In class we have touched on the issues surrounding research progressing from animal models to human subjects and we have discussed the possibilities that personalized medicine and the human genome project pose for the future of health care. Gene therapy , in which researchers continue to search for effective but safe vectors to introduce the DNA of “healthy” versions of genes into diseased patients, is highly related to these discussion topics. This technique offers a huge range of possibilities for countless genetic disorders, but it has many associated complications as well.
This article (accessible through Emory’s network) outlines the troubled past of gene therapy, its setbacks, current research being conducted in the field, and the future of the therapy. Until reading this article, I was unaware of the rocky history of gene therapy. I deemed this important to share with the class so that we would all have a more holistic view of a this development in medicine that has the potential to be viewed through a singular, highly optimistic lens.
Upon reading the gene therapy article, I investigated the death of Jesse Gelsinger and came across this NY Times article about his death and the research study that caused it. This story is a grave reminder of why there are so many regulations in medical research, and that even when everything seems to have been done properly there are still occasionally unpredictable outcomes.
I am interested in following the advancement of gene therapy in the upcoming years, especially since new techniques are expected to be approved in the U.S. by 2016. Gene therapy has the potential to drastically change the way we treat many diseases, but we must not forget the history behind it.

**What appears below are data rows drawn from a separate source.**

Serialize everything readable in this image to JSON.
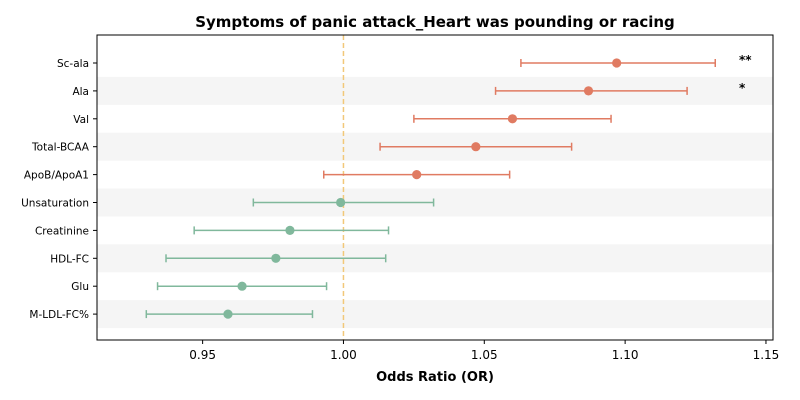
{
  "chart_data": {
    "type": "scatter",
    "title": "Symptoms of panic attack_Heart was pounding or racing",
    "xlabel": "Odds Ratio (OR)",
    "ylabel": "",
    "xlim": [
      0.9125,
      1.1525
    ],
    "xticks": [
      "0.95",
      "1.00",
      "1.05",
      "1.10",
      "1.15"
    ],
    "reference_line": 1.0,
    "colors": {
      "positive": "#e07b62",
      "negative": "#80b89c",
      "reference": "#f2c879",
      "stripe": "#f5f5f5"
    },
    "rows": [
      {
        "label": "Sc-ala",
        "or": 1.097,
        "lower": 1.063,
        "upper": 1.132,
        "sig": "**"
      },
      {
        "label": "Ala",
        "or": 1.087,
        "lower": 1.054,
        "upper": 1.122,
        "sig": "*"
      },
      {
        "label": "Val",
        "or": 1.06,
        "lower": 1.025,
        "upper": 1.095,
        "sig": ""
      },
      {
        "label": "Total-BCAA",
        "or": 1.047,
        "lower": 1.013,
        "upper": 1.081,
        "sig": ""
      },
      {
        "label": "ApoB/ApoA1",
        "or": 1.026,
        "lower": 0.993,
        "upper": 1.059,
        "sig": ""
      },
      {
        "label": "Unsaturation",
        "or": 0.999,
        "lower": 0.968,
        "upper": 1.032,
        "sig": ""
      },
      {
        "label": "Creatinine",
        "or": 0.981,
        "lower": 0.947,
        "upper": 1.016,
        "sig": ""
      },
      {
        "label": "HDL-FC",
        "or": 0.976,
        "lower": 0.937,
        "upper": 1.015,
        "sig": ""
      },
      {
        "label": "Glu",
        "or": 0.964,
        "lower": 0.934,
        "upper": 0.994,
        "sig": ""
      },
      {
        "label": "M-LDL-FC%",
        "or": 0.959,
        "lower": 0.93,
        "upper": 0.989,
        "sig": ""
      }
    ]
  }
}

The other day in class we were introduced to Nikolaas Tinbergen‘s four questions during our discussion of proximate and ultimate causation. Tinbergen is also known for conducting research on “Supernormal Stimuli” in animals. A supernormal stimulus is defined as a stimulus that elicits a response stronger than the stimulus for which the response mechanism evolved. The blog post, Is Your Brain Truly Ready for Junk Food, Porn, or the Internet? connects Tinbergen’s research on supernormal stimuli in animals to that in humans with the help of a comic by Stuart McMillen, a Youtube video about Nicholas Carr’s research on the effect of the Internet on the human brain, and Diedre Barret’s book Supernormal Stimuli: How Primal Urges Overran Their Evolutionary Purpose. Modern day examples of supernormal stimuli for humans are: junk food, the Internet, pornography, TV, and video games.
I found this topic interesting because I am familiar with the tendency of our bodies to crave junk food based on what was evolutionarily valuable for our species to consume in the past, but I had never given much thought about how our minds may develop addictions to technology based on our evolutionary background. Humans have created their own supernormal stimuli by manufacturing foods that are sweeter and more calorically dense than naturally occurring foods, TV shows and video games that provide us with the ability to enter a world that may be deemed “better” than actual reality, pornography that tends to exaggerate sexual acts and the human body (which does not seem to be a new thing for humans based on the discovery of the Venus of Willendorf), and the Internet which provides access to endless information/entertainment/distraction at the tips of our fingers.
The blog post concludes by providing encouragement that humans are not inevitably doomed by our new environment. Unlike the animals in Tinbergen’s research, humans can differentiate between reality and supernormal stimuli. Humans have the ability to take control of their actions and moderate their indulgence in these behaviors. Could the ability to regulate the time and energy invested in surfing the Internet, watching porn, or playing video games serve as a factor of natural selection in present-day humans?